En chemin il leur explique qu’il va sur le site de construction des wagons acheminés en pièces détachées depuis les Etats Unis via le port de la Pallice.
Ce vaste chantier est installé près de la gare, c’est une véritable fourmilière où des milliers de wagons sont montés puis chargés avant de partir au front ravitailler les troupes du nouveau monde qui viennent sauver l’ancien.
Les deux filles se servent de leur souvenir pour agrémenter d’un cours d’histoires locales la balade qui les emmènent à la sublime gare non encore terminée du fait de la guerre mais qui est déjà surplombée par une tour de 45 mètres de haut ce qui en fait le bâtiment le plus haut de La Rochelle.
Ils ont tôt fait d’arriver à destination. Le jeune officier prend la main de Lucie et lui dépose un baisser. Il en fait de même pour la main de Denise .
Pour les deux vierges, ce baiser main à l’ancienne vaut plus qu’un long baiser, elles sont transportées dans un autre monde. Cela fera quelque chose à raconter aux parents.
En revenant sur le vieux port, elles croisent également des soldats nègres. C’est la première fois qu’elles voient des hommes de couleur en vrai. Elles ne peuvent s’empêcher de les dévisager ce que font également les soldats mais pour d’autres raisons.
Elles pensent au fond d’elles mêmes que l’Europe va mal si elle doit prendre comme arbitre de sa destinée des sauvages.
Mais ce qui les choquent encore plus c’est près de l’ancienne écluse un groupe d’éclopés qui se baladent.

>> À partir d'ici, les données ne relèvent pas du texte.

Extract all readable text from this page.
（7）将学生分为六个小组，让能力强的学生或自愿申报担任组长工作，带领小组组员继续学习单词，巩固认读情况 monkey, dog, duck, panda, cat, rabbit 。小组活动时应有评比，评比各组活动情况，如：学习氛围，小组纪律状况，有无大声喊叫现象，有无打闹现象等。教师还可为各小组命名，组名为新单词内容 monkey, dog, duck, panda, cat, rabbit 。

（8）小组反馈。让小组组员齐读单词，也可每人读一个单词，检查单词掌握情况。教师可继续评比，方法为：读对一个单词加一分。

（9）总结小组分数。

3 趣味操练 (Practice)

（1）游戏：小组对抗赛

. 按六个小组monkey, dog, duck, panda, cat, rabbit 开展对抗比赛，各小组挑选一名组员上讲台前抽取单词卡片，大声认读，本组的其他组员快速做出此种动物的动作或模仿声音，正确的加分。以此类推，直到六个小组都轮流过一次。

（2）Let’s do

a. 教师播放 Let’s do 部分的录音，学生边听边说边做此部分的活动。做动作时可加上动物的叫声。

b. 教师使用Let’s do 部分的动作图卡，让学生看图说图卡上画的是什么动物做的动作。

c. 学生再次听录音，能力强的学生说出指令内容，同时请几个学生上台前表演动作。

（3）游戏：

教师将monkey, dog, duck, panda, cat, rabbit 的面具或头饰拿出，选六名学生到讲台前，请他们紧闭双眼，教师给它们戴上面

L’hôpital de La Rochelle reçoit évidemment comme tous les autres hôpitaux de France des blessés du front. Cela prouve, finalement plus que les morts qu’il y a une guerre dans le pays. C’est un rappel vivant de la souffrance, membres amputés, visage détruits. Au Gué d’Alleré bien sur, elles savent qu’il y a un lot de souffrance mais jamais elles n’y croiseront une dizaine d’éclopés en même temps. Elles sont chamboulées et ont hâte de regagner leur campagne.
Alors à table pour une fois qu’elles ont des choses à conter elle s’en donnent à cœur joie. L’officier américain, les blessés, les nègres, les wagons en construction tout y passe. Il n’y a que la vision des prostituées et des militaires qui bavent devant cette nourriture terrestre qui n’est pas abordée. Denise et Julie ne se voient pas raconter cela au parents.

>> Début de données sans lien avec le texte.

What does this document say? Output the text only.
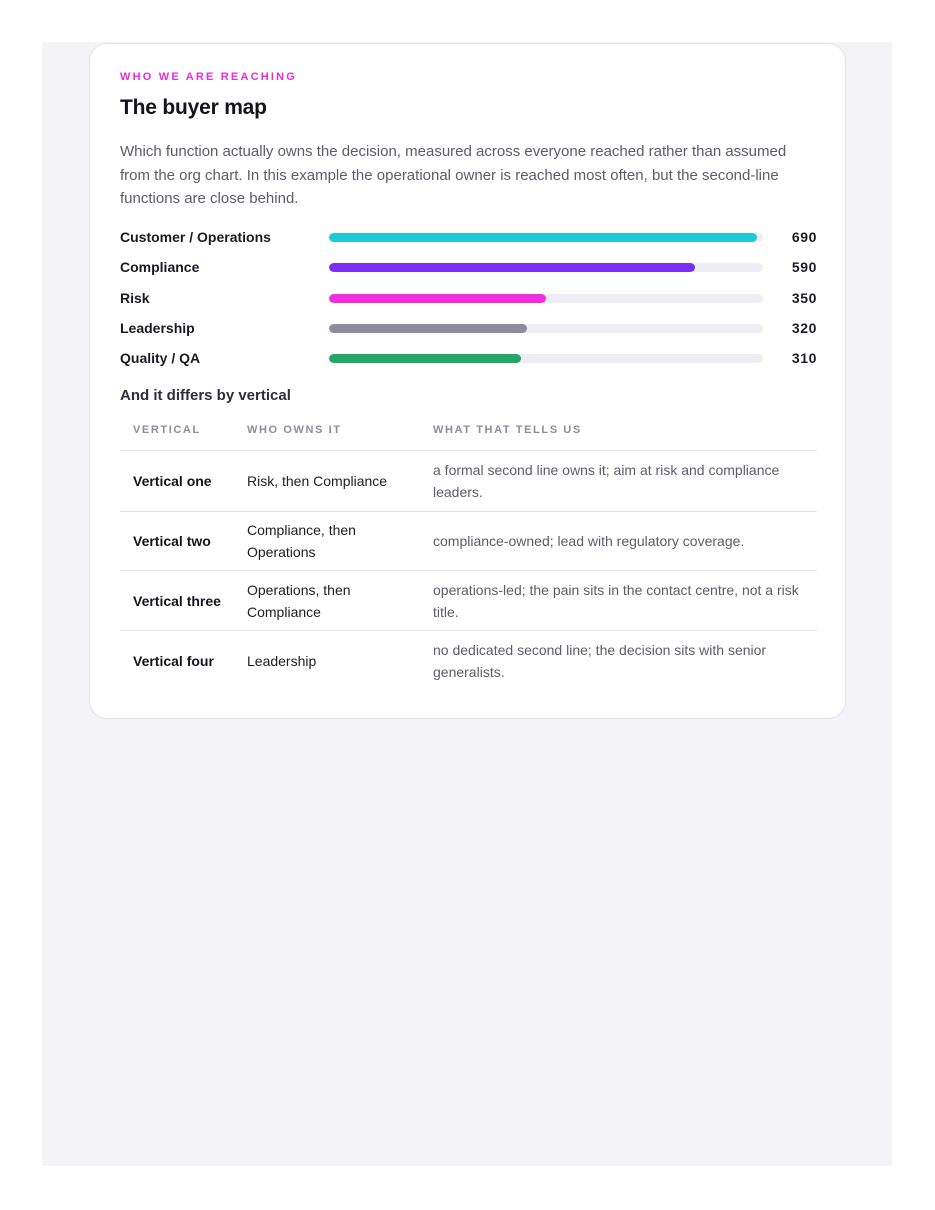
WHO WE ARE REACHING
The buyer map
Which function actually owns the decision, measured across everyone reached rather than assumed from the org chart. In this example the operational owner is reached most often, but the second-line functions are close behind.
Customer / Operations	690
Compliance	590
Risk	350
Leadership	320
Quality / QA	310
And it differs by vertical
VERTICAL	WHO OWNS IT	WHAT THAT TELLS US
Vertical one	Risk, then Compliance	a formal second line owns it; aim at risk and compliance leaders.
Vertical two	Compliance, then Operations	compliance-owned; lead with regulatory coverage.
Vertical three	Operations, then Compliance	operations-led; the pain sits in the contact centre, not a risk title.
Vertical four	Leadership	no dedicated second line; the decision sits with senior generalists.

Marie Chauvin qui sert et dessert ne perd pas une miette du récit des deux filles. Elle n’a rien à dire, car elle est cloîtrée au Gué depuis des années.
Le maire est plutôt heureux depuis le décès du pauvre Bouffard il n’y a pas eu d’autre drame à annoncer.
C’est une accalmie peut être annonciatrice de la fin de la guerre.
Il ne le sait pas mais en lisant le journal ce samedi 13 avril il a l’impression que les allemands en tentant une ultime attaque sur le front anglais sont à la limite de leurs possibilités.
Il apprend également que devant se rendre à la foire de Courçon , il devra emmener son pain si il veut déjeuner là bas. Cela le fait sourire, c’est un détail mais qui en dit long.
Il est horrifié aussi par les bombardements à longue portée sur Paris, c’est présenté comme des crimes, ces bougres de salauds devront bien un jour justifier de leurs actes.